Parsing Xml Loops
This tutorial will show how simple it is to parse those deeply-nested XML loops and then simplify the data into one row that is much easier to read. The bulk of the job is set up before it is even created, in Talend’s XML metadata creator, but read on to find out how it works.
Create the xml document, using the below screenshot. The associated file has two repeat sections, PERSON and FRIEND. Good xpath is normally used to extract these, but Talend does all of that work for you.
We want to look in the Talend repository for “File XML” under “Metadata”. Right-click it and create new file xml.
Under “File Settings” select the XML data from where you have it saved, and Talend will show you basic structure.
In one of the last steps of File creation, Talend will attempt to create the XPATH values for you by asking where you want to loop, and what fields to extract. Because we want to loop at the lowest level, it is best to select FRIEND as the element to loop on. So drag “FRIEND” to the space underneath “Absolute XPath expression”.
After that, drag all three fields into field to extract, and the XPATH will once again be auto-generated.
The preview at the bottom will show the output as if it was sent directly to a tlogrow component afterwards.
Finish this up and your metadata will be saved in the repository.

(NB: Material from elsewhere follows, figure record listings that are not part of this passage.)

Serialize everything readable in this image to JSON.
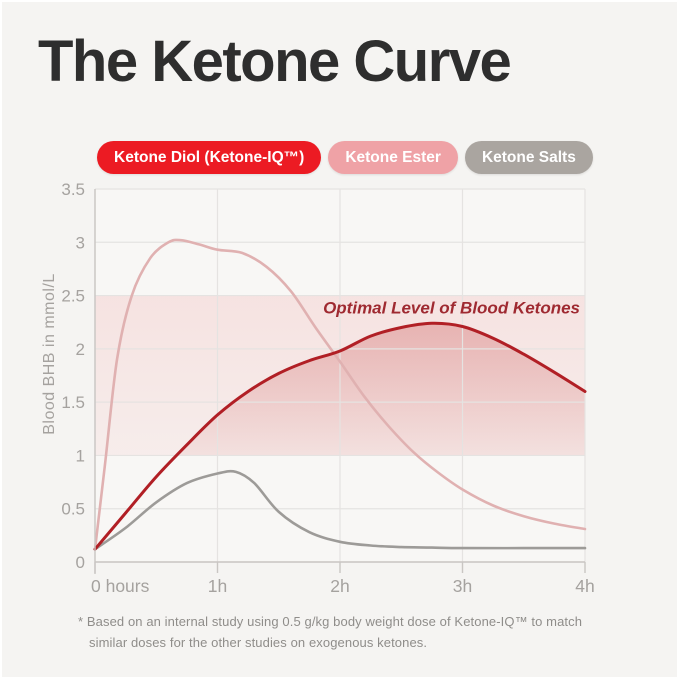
{
  "page": {
    "background": "#f5f4f2",
    "title": "The Ketone Curve",
    "title_color": "#2e2e2e"
  },
  "legend": {
    "items": [
      {
        "key": "ketone-diol",
        "label": "Ketone Diol (Ketone-IQ™)",
        "bg": "#ec1b23",
        "fg": "#ffffff"
      },
      {
        "key": "ketone-ester",
        "label": "Ketone Ester",
        "bg": "#efa2a6",
        "fg": "#ffffff"
      },
      {
        "key": "ketone-salts",
        "label": "Ketone Salts",
        "bg": "#aaa5a0",
        "fg": "#ffffff"
      }
    ]
  },
  "chart_data": {
    "type": "line",
    "title": "The Ketone Curve",
    "xlabel": "",
    "ylabel": "Blood BHB in mmol/L",
    "xlim": [
      0,
      4
    ],
    "ylim": [
      0,
      3.5
    ],
    "grid": true,
    "x_ticks": [
      {
        "value": 0,
        "label": "0 hours"
      },
      {
        "value": 1,
        "label": "1h"
      },
      {
        "value": 2,
        "label": "2h"
      },
      {
        "value": 3,
        "label": "3h"
      },
      {
        "value": 4,
        "label": "4h"
      }
    ],
    "y_ticks": [
      0,
      0.5,
      1,
      1.5,
      2,
      2.5,
      3,
      3.5
    ],
    "colors": {
      "plot_bg": "#f8f7f5",
      "grid": "#e5e3e1",
      "axis": "#c9c6c3",
      "tick_text": "#a5a29f",
      "band": "#eea8a8",
      "red_fill": "#c53f3f"
    },
    "optimal_band": {
      "min": 1.0,
      "max": 2.5,
      "label": "Optimal Level of Blood Ketones",
      "label_color": "#9f2a31"
    },
    "series": [
      {
        "key": "ketone-diol",
        "name": "Ketone Diol (Ketone-IQ™)",
        "color": "#b11f25",
        "stroke_width": 3,
        "area": true,
        "points": [
          [
            0,
            0.12
          ],
          [
            0.25,
            0.46
          ],
          [
            0.5,
            0.8
          ],
          [
            0.75,
            1.1
          ],
          [
            1,
            1.38
          ],
          [
            1.25,
            1.6
          ],
          [
            1.5,
            1.77
          ],
          [
            1.75,
            1.89
          ],
          [
            2,
            1.98
          ],
          [
            2.25,
            2.12
          ],
          [
            2.5,
            2.2
          ],
          [
            2.75,
            2.24
          ],
          [
            3,
            2.21
          ],
          [
            3.25,
            2.1
          ],
          [
            3.5,
            1.95
          ],
          [
            3.75,
            1.78
          ],
          [
            4,
            1.6
          ]
        ]
      },
      {
        "key": "ketone-ester",
        "name": "Ketone Ester",
        "color": "#e0b1b1",
        "stroke_width": 2.6,
        "area": false,
        "points": [
          [
            0,
            0.12
          ],
          [
            0.08,
            0.9
          ],
          [
            0.18,
            1.9
          ],
          [
            0.3,
            2.5
          ],
          [
            0.45,
            2.85
          ],
          [
            0.6,
            3.0
          ],
          [
            0.7,
            3.02
          ],
          [
            0.85,
            2.98
          ],
          [
            1,
            2.93
          ],
          [
            1.2,
            2.9
          ],
          [
            1.4,
            2.77
          ],
          [
            1.6,
            2.54
          ],
          [
            1.8,
            2.2
          ],
          [
            2,
            1.88
          ],
          [
            2.2,
            1.55
          ],
          [
            2.4,
            1.27
          ],
          [
            2.6,
            1.03
          ],
          [
            2.8,
            0.84
          ],
          [
            3,
            0.68
          ],
          [
            3.25,
            0.53
          ],
          [
            3.5,
            0.43
          ],
          [
            3.75,
            0.36
          ],
          [
            4,
            0.31
          ]
        ]
      },
      {
        "key": "ketone-salts",
        "name": "Ketone Salts",
        "color": "#9d9b98",
        "stroke_width": 2.6,
        "area": false,
        "points": [
          [
            0,
            0.12
          ],
          [
            0.25,
            0.32
          ],
          [
            0.5,
            0.56
          ],
          [
            0.75,
            0.74
          ],
          [
            1,
            0.83
          ],
          [
            1.15,
            0.845
          ],
          [
            1.3,
            0.74
          ],
          [
            1.5,
            0.47
          ],
          [
            1.75,
            0.28
          ],
          [
            2,
            0.19
          ],
          [
            2.25,
            0.155
          ],
          [
            2.5,
            0.14
          ],
          [
            2.75,
            0.135
          ],
          [
            3,
            0.13
          ],
          [
            3.5,
            0.13
          ],
          [
            4,
            0.13
          ]
        ]
      }
    ]
  },
  "footnote": {
    "text": "* Based on an internal study using 0.5 g/kg body weight dose of Ketone-IQ™ to match\nsimilar doses for the other studies on exogenous ketones."
  }
}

Create a new job, and drag in the metadata you created from the repository into the canvas. All of its settings have been created already from your previous work.
We want to organize the information to be more readable so add in a tDeNormalize into the canvas, as well as a tLogRow component, and connect them all as follows:
Next, select the tDenormalize component and open the component tab for it. Change the column to denormalize to “FRIEND” and the Delimiter to “,”. This will combine all the FRIEND columns that share the same other columns in their respective rows.
If that didn’t make sense, simply run the job to see the output. Notice how instead of 9 rows, you now have three with all the friend names combined into their own column, separated by a comma.
Now you know how easy it is to do complex XPATH queries in Talend, without writing any XPATH functions!